John Hopkins was 20 when he left Co. Sligo in Ireland, settling in Eden and taking a bride who had left England for these wild shores.
His skill as a horseman saw him delivering the district mail, including Ned Kelly as a regular customer.
He thought Ned to be a fine young man, a view undoubtedly coloured by their shared ethnicity.
With wife Ann he opened the Roan Horse Inn, the Commercial Hotel, The Exchange and, in 1880, the Great Southern.
According to obituaries John was a man of sterling honesty and Ann was possessed of a cheery disposition, however this didn’t stop their quirky habit of shutting the doors of their butcher shop when the townsfolk displeased them.
Six descendants joined the one family member who still lives in Eden - Jenny Horton - to share memories and family lore.
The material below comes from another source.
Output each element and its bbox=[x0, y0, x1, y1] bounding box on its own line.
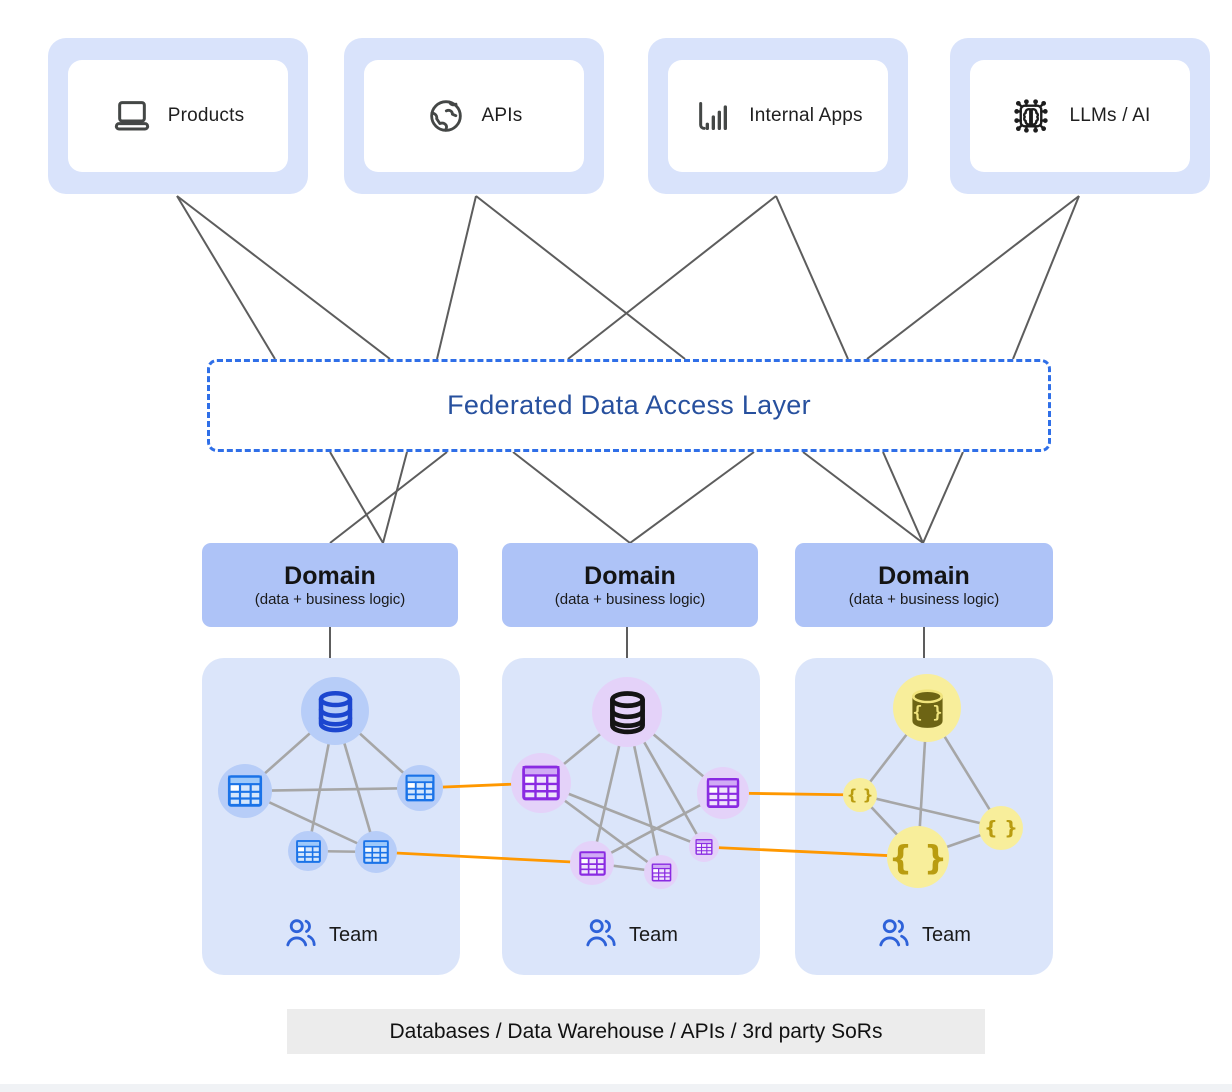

They relished retelling the many stories, laughing in all the same places, tears in their eyes remembering those of them now gone.
One cousin, Sr Colleen O’Sullivan, led the family in prayer at the family graves; they gathered for photos at the Roan Horse Inn, and Flora Street where 'Birdie’s house' still stands, and dined in the Eden Fisherman’s Club, site of the family home until 1951.
They parted with promises to stay in touch … and maybe soon they'll travel that long road back to Eden once more.